В создании детского образа получила у поэта свое развитие и аналогия «тела и космоса - в виде корреляции цветов и глаз» [23, с. 600]. В рассказе «Солнечное Дитя» к уже отмеченным характеристикам ребенка он добавляет другие: «...сердце благословляет новый стебелек, и стебелек смотрит благословляюще зелеными своими глазками, и тянется к жизни, радуясь и радуя, и расцветает веселым светлым цветком, зовется Веселые Гпазки, или Троицын Цвет, или Сон Изумруда, или шепчет: "Я Незабудка, - так ты не забудь меня"» [3, с. 161]. В этом сцеплении по ассоциации растительных образов-цветов (в том числе и нежной Незабудки) и «зеленых», «Веселых Глазок» дитя являет собой символ самой жизни, любви, радости, божьего благословения. «Малые стебельки», как никто другой в этом мире, по Бальмонту, -истинные «дети солнца», но еще и «дети цветов, поддерживающие тайную связь со светилом, дарующим жизнь» [23, с. 601]. Расхожее и банальное сравнение «дети - цветы жизни» под пером художника приобретает нетривиальные значения, ему возвращается изначальный смысл, подчёркивающий в ребёнке хрупкость, незащищённость, солнечное очарование, красоту расцвета.
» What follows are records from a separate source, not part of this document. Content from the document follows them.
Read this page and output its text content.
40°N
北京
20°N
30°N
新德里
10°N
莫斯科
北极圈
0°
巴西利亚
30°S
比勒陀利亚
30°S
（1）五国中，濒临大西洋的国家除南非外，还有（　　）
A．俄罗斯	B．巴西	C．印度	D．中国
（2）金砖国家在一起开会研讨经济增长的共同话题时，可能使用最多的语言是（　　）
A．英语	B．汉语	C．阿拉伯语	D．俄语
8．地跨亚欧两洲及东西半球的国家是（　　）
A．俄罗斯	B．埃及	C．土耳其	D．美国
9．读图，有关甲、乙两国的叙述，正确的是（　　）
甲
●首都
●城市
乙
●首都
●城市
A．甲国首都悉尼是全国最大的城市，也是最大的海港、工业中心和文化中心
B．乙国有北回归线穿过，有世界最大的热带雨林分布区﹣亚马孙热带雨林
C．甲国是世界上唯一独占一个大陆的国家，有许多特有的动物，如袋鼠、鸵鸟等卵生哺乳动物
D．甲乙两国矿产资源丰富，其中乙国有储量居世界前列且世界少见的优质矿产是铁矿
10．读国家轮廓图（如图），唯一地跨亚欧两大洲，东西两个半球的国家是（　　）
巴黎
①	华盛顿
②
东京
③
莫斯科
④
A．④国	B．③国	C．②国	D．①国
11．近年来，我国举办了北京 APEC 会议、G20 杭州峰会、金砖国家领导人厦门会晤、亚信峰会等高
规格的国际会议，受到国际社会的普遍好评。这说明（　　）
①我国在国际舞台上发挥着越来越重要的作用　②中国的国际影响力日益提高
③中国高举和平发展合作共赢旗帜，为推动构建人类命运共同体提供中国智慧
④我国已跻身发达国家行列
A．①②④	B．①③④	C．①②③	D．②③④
В «детских» рассказах из сборника «Воздушный путь», как и в большинстве других прозаических произведений писателя, важны не события, не фабула, а чувства и переживания рассказчика, его рефлексия, связанная с детством и детьми. Возвышенное представление о природе детства, осознание тайны и чуда рождения Дитя продиктовали художнику и соответствующий способ выражения, применение художественных средств из арсенала поэзии. «Она родилась, - писал он в рассказе «Солнечное Дитя» о появлении на свет «девочки с черными глазами», «Таинственной Солнечной Звездочки», - когда души пели лучезарный гимн, прославлявший Светлого Ребенка, того, что стал Спасителем темных душ. Она родилась как святочное утро, в красном пожаре зимнего Солнца, в серых дымах, разорванных властной зарей. Она родилась в малой комнатке, в тесном домике, и спаяла светлым звеном две души, любящие одна другую, но вечно взметенные своей разностью. Она родилась, как рождается редкий цветок, на который хочется смотреть еще и еще, и каждый, кто смотрит на этот цветок, сам расцветает улыбкой и солнечной радостью. Ибо она родилась - посланная в мир для золотых сновидений, как одна из бесчисленной свиты Того, Кто ребенком уже носит скипетр и повелевает мирами» [3, с. 160-161]. Поэт не только ритмически организует текст, активно используя повторы слов, анафору (пятикратный повтор в начале каждого предложения фразы «она родилась»), но и на-
сыщает его образной речью: перифразами, выразительными эпитетами, яркими сравнениями, отражающими возвышенно-благоговейное чувство рассказчика в восприятии ребенка. Сам характер сопоставлений, вводимых К. Бальмонтом в рассказ о рождении девочки, - «как святочное утро», «как одна из бесчисленной свиты Того, Кто <...> повелевает мирами», отсылки к христианско-евангельской символике, придающие повествованию особый, сокровенный смысл, призваны указать не только на божественную ипостась ребенка, приближая детский образ к образу «Спасителя темных душ» - «Светлого Ребенка», но и отметить само явление Дитя миру как торжественное и праздничное событие, как Божий дар, Божье послание. Рождение Дитя для рассказчика -это некий свет, прорывающий мрак, освещающий души, недаром даже в процитированном фрагменте так много цветовых эпитетов, маркированных этим светоносным значением: «светлое звено», «солнечная радость», «золотое сновидение»; это же сияние света есть и в словосочетании «расцветит улыбкой».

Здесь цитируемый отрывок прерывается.